If the NX protection for data is enabled, the size of the page table is increased because we need set fine granularity page level protection.

The size overhead of the boot time page table is also same as for the SMM static page table. Please refer to the SMM section for the size calculation based upon the 1G paging capability and max supported address bit.

Limitation

The protection in the UEFI is limited to the PE image and the stack at this moment because of the compatibility concerns. The limitations of the UEFI memory protection are:

  1. Not all images are protected to be NX and RO. The protection is based upon the policy.
  2. Not all heap regions are protected to be NX due to the compatibility concern. We observed that both Windows boot loader and Linux boot loader may use the LoaderData type for the code. The heap protection is based upon the policy.
  3. [Same as SMM] The protection cannot resist ROP attack.
  4. [Same as SMM] Not all important data structures are set to ReadOnly.

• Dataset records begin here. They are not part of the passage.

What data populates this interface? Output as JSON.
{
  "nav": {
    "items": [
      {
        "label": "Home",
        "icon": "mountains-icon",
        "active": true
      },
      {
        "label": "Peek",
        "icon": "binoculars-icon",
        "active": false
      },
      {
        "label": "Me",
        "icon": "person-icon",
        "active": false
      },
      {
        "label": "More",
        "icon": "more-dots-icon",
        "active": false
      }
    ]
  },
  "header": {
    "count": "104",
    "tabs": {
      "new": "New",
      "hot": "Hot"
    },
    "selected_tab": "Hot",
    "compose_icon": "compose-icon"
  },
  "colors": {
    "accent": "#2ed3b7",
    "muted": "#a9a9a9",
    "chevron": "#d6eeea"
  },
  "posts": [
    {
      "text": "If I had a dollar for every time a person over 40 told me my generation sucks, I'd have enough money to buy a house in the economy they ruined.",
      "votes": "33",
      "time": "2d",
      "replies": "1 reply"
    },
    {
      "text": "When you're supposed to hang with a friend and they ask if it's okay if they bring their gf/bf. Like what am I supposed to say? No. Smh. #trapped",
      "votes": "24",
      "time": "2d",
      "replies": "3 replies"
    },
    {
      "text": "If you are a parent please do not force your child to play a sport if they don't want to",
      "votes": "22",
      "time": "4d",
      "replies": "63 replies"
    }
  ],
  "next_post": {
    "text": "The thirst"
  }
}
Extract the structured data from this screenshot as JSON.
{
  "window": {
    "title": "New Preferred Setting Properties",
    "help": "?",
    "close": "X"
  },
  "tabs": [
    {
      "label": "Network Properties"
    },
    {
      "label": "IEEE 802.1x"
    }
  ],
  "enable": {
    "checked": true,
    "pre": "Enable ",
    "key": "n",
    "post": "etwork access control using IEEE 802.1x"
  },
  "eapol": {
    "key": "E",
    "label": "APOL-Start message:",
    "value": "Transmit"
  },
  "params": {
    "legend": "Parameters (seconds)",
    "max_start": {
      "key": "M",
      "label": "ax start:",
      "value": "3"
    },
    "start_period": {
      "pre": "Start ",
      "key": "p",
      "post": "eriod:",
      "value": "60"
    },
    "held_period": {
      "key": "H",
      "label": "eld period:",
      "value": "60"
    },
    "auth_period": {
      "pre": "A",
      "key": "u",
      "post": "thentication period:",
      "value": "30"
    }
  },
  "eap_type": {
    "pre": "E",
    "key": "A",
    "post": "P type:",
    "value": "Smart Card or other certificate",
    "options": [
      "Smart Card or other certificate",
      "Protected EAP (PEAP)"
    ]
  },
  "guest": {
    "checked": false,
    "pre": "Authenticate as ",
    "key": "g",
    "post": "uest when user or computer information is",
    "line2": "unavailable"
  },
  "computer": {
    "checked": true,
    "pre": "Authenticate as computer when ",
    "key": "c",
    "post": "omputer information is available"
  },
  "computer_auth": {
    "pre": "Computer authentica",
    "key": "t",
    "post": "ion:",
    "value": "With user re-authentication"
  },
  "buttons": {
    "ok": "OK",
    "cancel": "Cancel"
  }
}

Compatibility Consideration

A platform may need to evaluate and select the image protection policy based upon the capability of the platform image, Option ROM, and OS loader. For platform images, the Compatibility Support Module (CSM) and the EDK-I Compatibility Package (ECP) modules should be considered. If a platform observes the compatibility issues, it should choose 1) to disable the protection, or 2) to fix the compatibility issue and enable the protection.

Call for action

In order to support UEFI memory protection, the firmware need configure UEFI driver to be page aligned:

  1. Override link flags below to support UEFI runtime attribute table, so that OS can protect the runtime memory.
    [BuildOptions.IA32.EDKII.DXE_RUNTIME_DRIVER, BuildOptions.X64.EDKII.DXE_RUNTIME_DRIVER]
    MSFT:*_*_*_DLINK_FLAGS = /ALIGN:4096
    GCC:*_*_*_DLINK_FLAGS = -z common-page-size=0x1000
    
  2. Override link flags below to support UEFI memory protection.
    [BuildOptions.common.EDKII.DXE_DRIVER,
    BuildOptions.common.EDKII.DXE_CORE,
    BuildOptions.common.EDKII.UEFI_DRIVER, BuildOptions.common.EDKII.UEFI_APPLICATION]
    MSFT:*_*_*_DLINK_FLAGS = /ALIGN:4096
    GCC:*_*_*_DLINK_FLAGS = -z common-page-size=0x1000
    
  3. Evaluate if the UEFI memory size is big enough to hold the split page table.

  4. Evaluate if the DXE image can be protected.

  5. Set proper gEfiMdeModulePkgTokenSpaceGuid.PcdImageProtectionPolicy.

  6. Set proper gEfiMdeModulePkgTokenSpaceGuid.PcdDxeNxMemoryProtectionPolicy.

Summary

This section introduces the memory protection in UEFI.